SELECTED ARTICLES FROM THE RECENT LITERATURE 2003
10/15/03
Negative venom skin tests in individuals with previous systemic reactions to hymenoptera stings
Summary
The presence of a positive intradermal skin test to low concentrations (< 1 mcg/ml) of venom extracts from one or more hymenoptera insects (honeybee, wasp, hornet, yellow jackets) has been considered a requisite for diagnosing systemic allergic reactivity to such venoms. However, some individuals with convincing histories of systemic reactions to a previous sting from such insects have negative venom skin test responses, even when such tests were carried out at least 4-6 weeks after the reaction (to avoid a possible refractory period). The usual practice has been to tell such "history-positive/skin test negative" patients that either: 1) their previous reactions were not truly allergic (toxic, psychologic?) or 2) if they had allergic but this allergy has waned. Venom immunotherapy was not recommended if the skin test was negative even if the previous reaction sounded quite severe.
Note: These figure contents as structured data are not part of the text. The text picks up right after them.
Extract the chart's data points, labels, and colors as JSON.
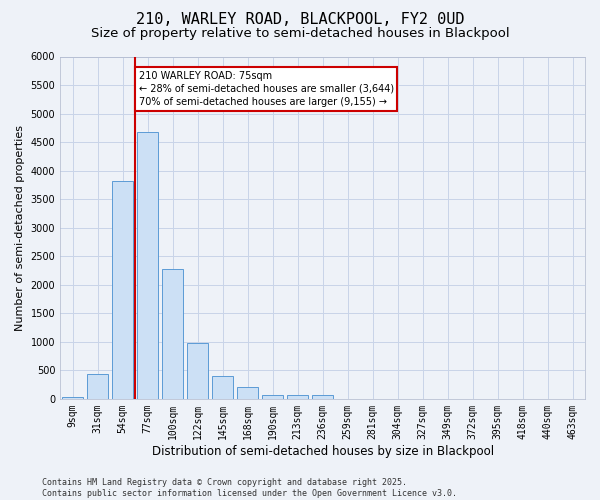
{
  "title_line1": "210, WARLEY ROAD, BLACKPOOL, FY2 0UD",
  "title_line2": "Size of property relative to semi-detached houses in Blackpool",
  "xlabel": "Distribution of semi-detached houses by size in Blackpool",
  "ylabel": "Number of semi-detached properties",
  "categories": [
    "9sqm",
    "31sqm",
    "54sqm",
    "77sqm",
    "100sqm",
    "122sqm",
    "145sqm",
    "168sqm",
    "190sqm",
    "213sqm",
    "236sqm",
    "259sqm",
    "281sqm",
    "304sqm",
    "327sqm",
    "349sqm",
    "372sqm",
    "395sqm",
    "418sqm",
    "440sqm",
    "463sqm"
  ],
  "values": [
    40,
    430,
    3820,
    4670,
    2280,
    980,
    400,
    205,
    75,
    60,
    60,
    0,
    0,
    0,
    0,
    0,
    0,
    0,
    0,
    0,
    0
  ],
  "bar_color": "#cce0f5",
  "bar_edge_color": "#5b9bd5",
  "grid_color": "#c8d4e8",
  "bg_color": "#eef2f8",
  "vline_color": "#cc0000",
  "vline_xindex": 2.5,
  "annotation_text": "210 WARLEY ROAD: 75sqm\n← 28% of semi-detached houses are smaller (3,644)\n70% of semi-detached houses are larger (9,155) →",
  "annotation_box_color": "#cc0000",
  "ylim": [
    0,
    6000
  ],
  "yticks": [
    0,
    500,
    1000,
    1500,
    2000,
    2500,
    3000,
    3500,
    4000,
    4500,
    5000,
    5500,
    6000
  ],
  "footnote": "Contains HM Land Registry data © Crown copyright and database right 2025.\nContains public sector information licensed under the Open Government Licence v3.0.",
  "title_fontsize": 11,
  "subtitle_fontsize": 9.5,
  "tick_fontsize": 7,
  "ylabel_fontsize": 8,
  "xlabel_fontsize": 8.5,
  "footnote_fontsize": 6
}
Now in a Rostrum article in the JACI, Golden and other members of the Insect Committee of the AAAAI have concluded that these clinical guidelines about venom hypersensitivity need re-evaluation. They point out that in vitro tests for IgE anti-venom antibodies are usually not requested when the venom skin tests are negative in a patient because of the general impression that the skin tests are more sensitive than in vitro tests for detecting IgE anti-venom antibodies. It is certainly true that in vitro tests for such antibodies may be negative in about 20% of those with positive venom skin tests. However, what is less well known is that about 10-12% of individuals with IgE anti-venom antibodies detected in vitro have negative venom skin tests. In some of these cases, the levels of IgE antibodies are not elevated by much. However, it is clear that the level of IgE anti-venom antibodies detected by current in vitro techniques does not correlate well with the severity of the previous sting reaction(s) described by the patient.
Then what is the clinician to do? The authors recommend obtaining an in vitro test for anti-venom antibodies if the described previous reaction sounds highly suggestive of an allergic reaction and the venom skin test is negative. If levels of anti-venom antibodies are increased in the in vitro test, the patient should be considered systemically allergy and therefore instructed carefully in avoidance measures, carrying/use of self-injectable epinephrine (Epi-Pen) and venom immunotherapy, if indicated. Although some individuals without true systemic venom allergy may be mis-labeled with this approach, the author felt it better to err on the side of safety because of the potential for life-threatening sting reactions.
Reference
J Allergy Clin Immunol 2003; 112:495-8
Editor's Comments
This discussion and associated recommendations "shakes up" some of the existent thinking about hymenoptera sting reactions. Golden has been one of the leading clinical investigators of venom allergy. His recommendation about use of in vitro tests is based on the availability of a high quality immunology lab in Johns Hopkins. However, one may not have the same degree of reliability in all the commercial labs performing this type of assay (and the particular lab chosen sometimes dictated by the patients HMO). Golden states that there is variability among results from different commercial labs.
Obviously, lab approaches with better sensitivity/specificity profiles are needed.